Mainstream media hype of THE LEMONHEADS shifted into high gear, with lots of wild speculation as to the exact nature of the relationship between Dando and long-time friend Juliana Hatfield (who played bass and sang on Ray). It also didn’t hurt when a 1993 People magazine spread devoted a full page to Evan as one of the fifty most beautiful people in the world. That news came to Evan in New Zealand, on his 26th birthday. When a magazine rep called to tell him he was among the "fifty dishiest people", Dando recalled, "I thought she said ‘busiest’. And I thought, ‘kin right!' With all the traveling, I was busy!"

Atlantic released a smash follow-up, Come on Feel the Lemonheads, in October 1993. The album brought Dando a genuine charting single ("Into your Arms") as well as instant classics such as "Great Big No", "Down About It", "Being Around", and "You Can Take it with You." In winter 1993/1994 Evan Dando was in your living room, thanks to live appearances on the Letterman and Leno late night network TV shows. Inevitably, in Warrington, Pennsylvania, a 20-something named Jeff Fox published the first issue of his backlash ‘zine Die Evan Dando, Die.

Product Description

"It really sounds like THE LEMONHEADS. Maybe a little better." Evan Dando is getting a bit conspiratorial about the latest incarnation of the legendary pop/punk outfit he formed a full two decades ago, now about to unleash their eighth album on an unsuspecting and defenseless world. And how does this new release—the first for THE LEMONHEADS on Vagrant Records—compare to, say, Dando’s much-acclaimed solo work of the past few years? "Louder, faster, more like BUZZCOCKS pop-punk—and way less introspective."

Talk about getting back to your roots. For the Vagrant offering, Dando convened two of his early influences—the unholy duo of drummer Bill Stevenson (DESCENDENTS, BLACK FLAG) and bassist Karl Alvarez (DESCENDENTS)—in a remote Rocky Mountain hideaway. And it was there, off and on over eighteen months, that they kicked out the first LEMONHEADS album in ten years. Said guitarist/singer/songwriter Dando of Stevenson and Alvarez, "I wanna make another loud record, and those are the guys to do it with."

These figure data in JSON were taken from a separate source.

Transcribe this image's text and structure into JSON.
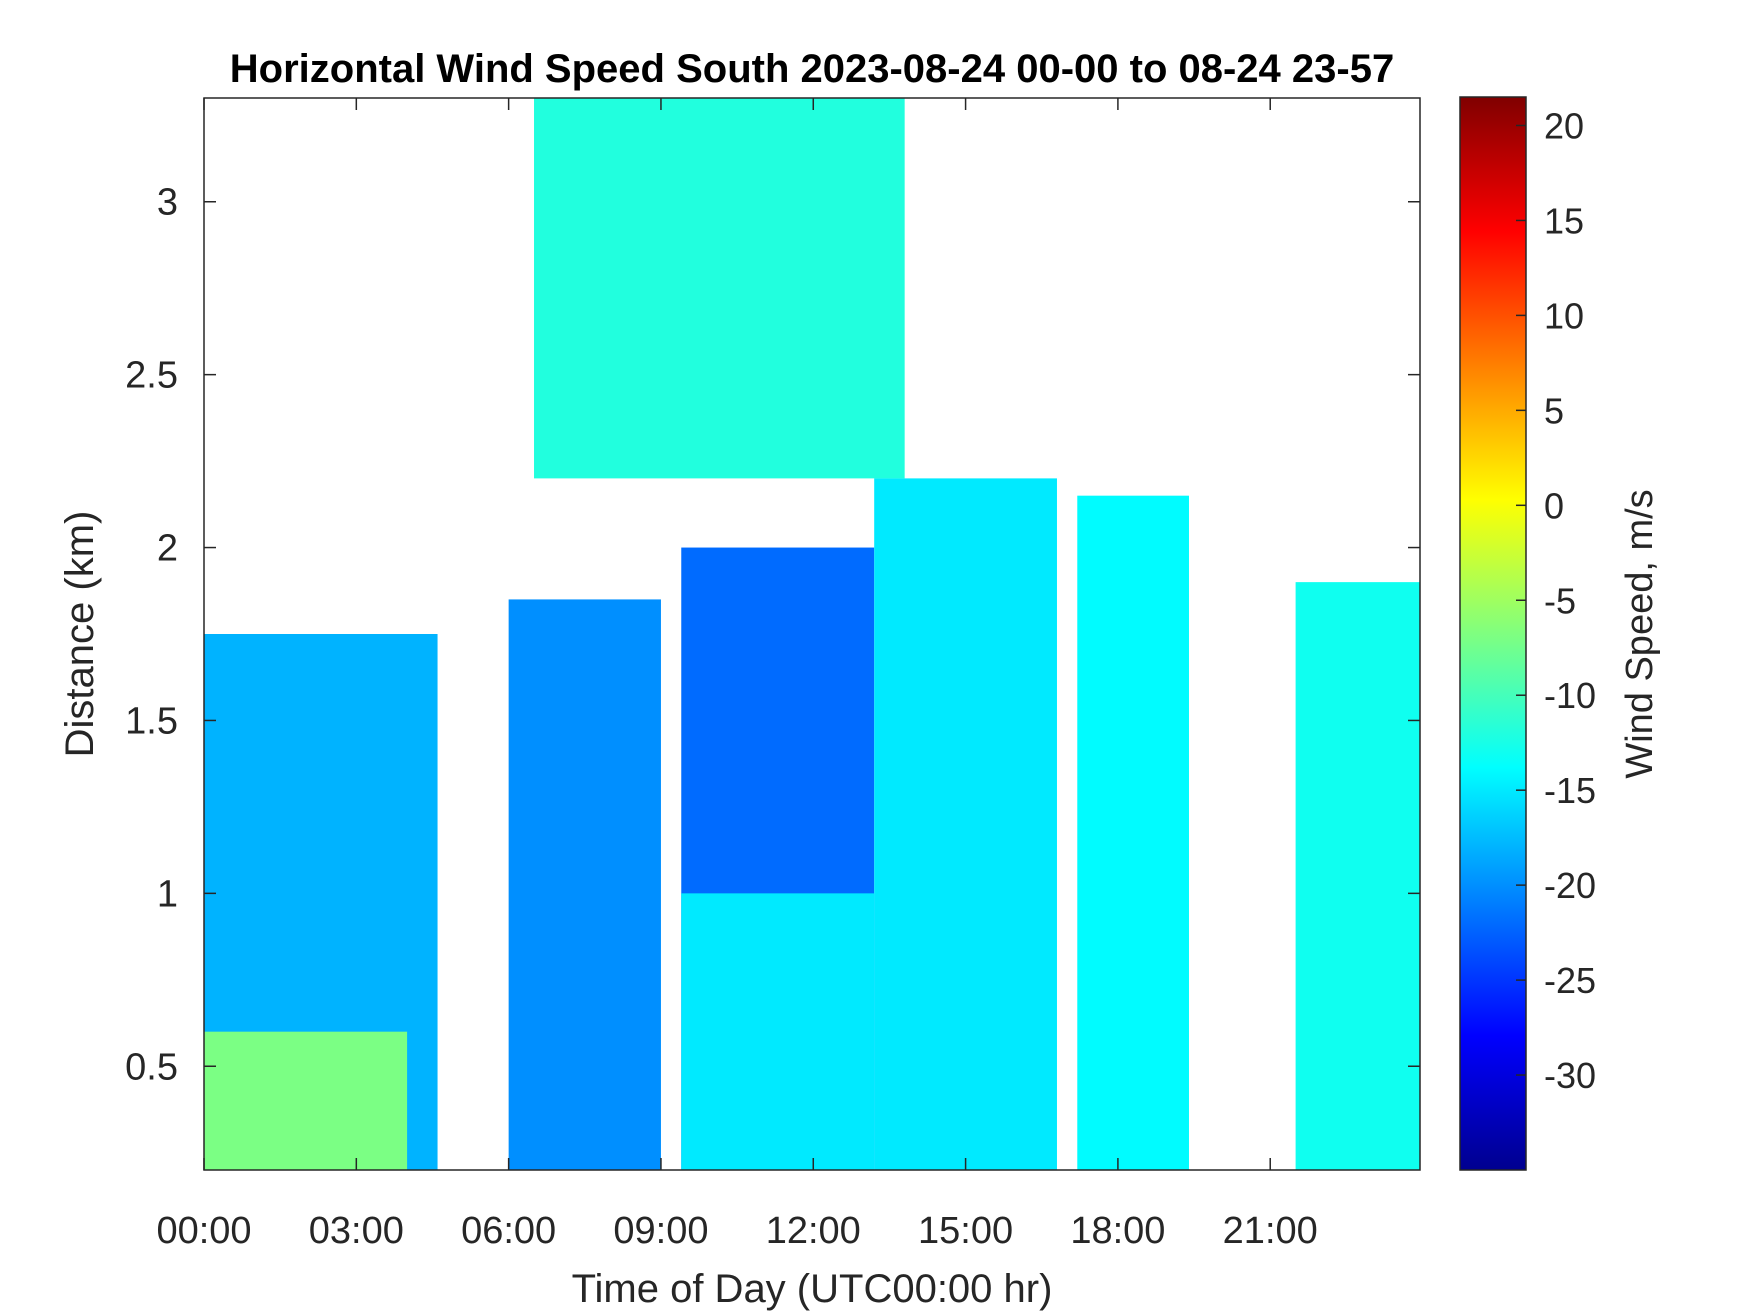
{
  "chart_data": {
    "type": "heatmap",
    "title": "Horizontal Wind Speed South 2023-08-24 00-00 to 08-24 23-57",
    "xlabel": "Time of Day (UTC00:00 hr)",
    "ylabel": "Distance (km)",
    "colorbar_label": "Wind Speed, m/s",
    "colormap": "jet",
    "x_unit": "hour of day",
    "xlim": [
      0,
      23.95
    ],
    "ylim": [
      0.2,
      3.3
    ],
    "clim": [
      -35,
      21.5
    ],
    "x_ticks": [
      {
        "value": 0,
        "label": "00:00"
      },
      {
        "value": 3,
        "label": "03:00"
      },
      {
        "value": 6,
        "label": "06:00"
      },
      {
        "value": 9,
        "label": "09:00"
      },
      {
        "value": 12,
        "label": "12:00"
      },
      {
        "value": 15,
        "label": "15:00"
      },
      {
        "value": 18,
        "label": "18:00"
      },
      {
        "value": 21,
        "label": "21:00"
      }
    ],
    "y_ticks": [
      {
        "value": 0.5,
        "label": "0.5"
      },
      {
        "value": 1,
        "label": "1"
      },
      {
        "value": 1.5,
        "label": "1.5"
      },
      {
        "value": 2,
        "label": "2"
      },
      {
        "value": 2.5,
        "label": "2.5"
      },
      {
        "value": 3,
        "label": "3"
      }
    ],
    "colorbar_ticks": [
      {
        "value": 20,
        "label": "20"
      },
      {
        "value": 15,
        "label": "15"
      },
      {
        "value": 10,
        "label": "10"
      },
      {
        "value": 5,
        "label": "5"
      },
      {
        "value": 0,
        "label": "0"
      },
      {
        "value": -5,
        "label": "-5"
      },
      {
        "value": -10,
        "label": "-10"
      },
      {
        "value": -15,
        "label": "-15"
      },
      {
        "value": -20,
        "label": "-20"
      },
      {
        "value": -25,
        "label": "-25"
      },
      {
        "value": -30,
        "label": "-30"
      }
    ],
    "regions": [
      {
        "x": [
          0.0,
          4.6
        ],
        "y": [
          0.2,
          1.75
        ],
        "value": -18
      },
      {
        "x": [
          0.0,
          4.0
        ],
        "y": [
          0.2,
          0.6
        ],
        "value": -7
      },
      {
        "x": [
          6.0,
          9.0
        ],
        "y": [
          0.2,
          1.85
        ],
        "value": -20
      },
      {
        "x": [
          9.4,
          13.2
        ],
        "y": [
          0.2,
          2.0
        ],
        "value": -22
      },
      {
        "x": [
          9.4,
          13.2
        ],
        "y": [
          0.2,
          1.0
        ],
        "value": -15
      },
      {
        "x": [
          13.2,
          16.8
        ],
        "y": [
          0.2,
          2.2
        ],
        "value": -15
      },
      {
        "x": [
          17.2,
          19.4
        ],
        "y": [
          0.2,
          2.15
        ],
        "value": -14
      },
      {
        "x": [
          21.5,
          23.95
        ],
        "y": [
          0.2,
          1.9
        ],
        "value": -13
      },
      {
        "x": [
          6.5,
          13.8
        ],
        "y": [
          2.2,
          3.3
        ],
        "value": -12
      }
    ]
  }
}
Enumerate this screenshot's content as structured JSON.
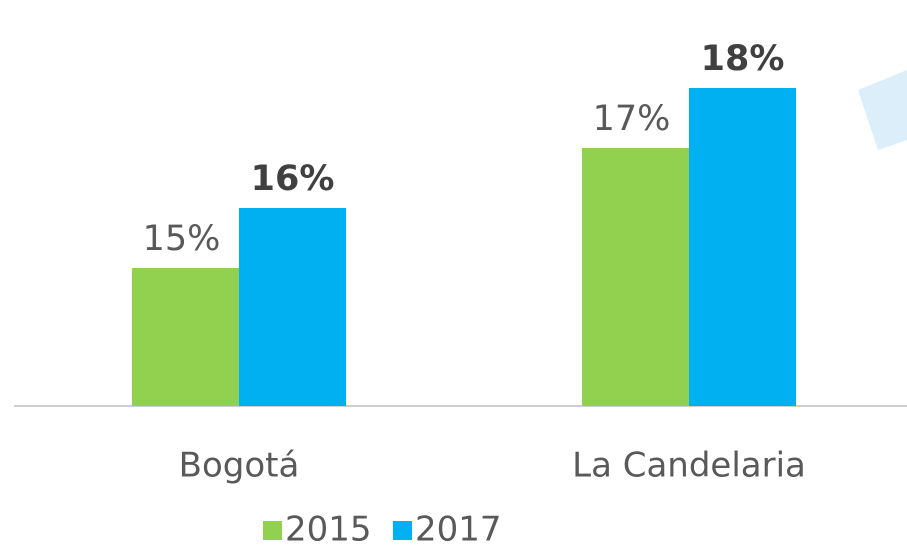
{
  "chart_data": {
    "type": "bar",
    "categories": [
      "Bogotá",
      "La Candelaria"
    ],
    "series": [
      {
        "name": "2015",
        "color": "#92d050",
        "values": [
          15,
          17
        ],
        "value_labels": [
          "15%",
          "17%"
        ],
        "bold": false
      },
      {
        "name": "2017",
        "color": "#00b0f0",
        "values": [
          16,
          18
        ],
        "value_labels": [
          "16%",
          "18%"
        ],
        "bold": true
      }
    ],
    "ylim": [
      12.7,
      19.4
    ],
    "legend": "bottom"
  }
}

Dando and Stevenson co-produced the album, and Stevenson wrote or co-wrote three of its eleven songs; long-time Australian collaborator Tom Morgan added another two. And very much inna LEMONHEADS stylee, there’s cameos galore: from wunderkind bassist Josh Lattanzi ("Poughkeepsie", "Rule of Three", "In Passing"), certifiable rock giant Garth Hudson (THE BAND, who plays keyboards on "Black Gown" and "December"), and some real foot-on-monitor guitar work by DINOSAUR JR’s J. Mascis ("No Backbone", "Steve’s Boy").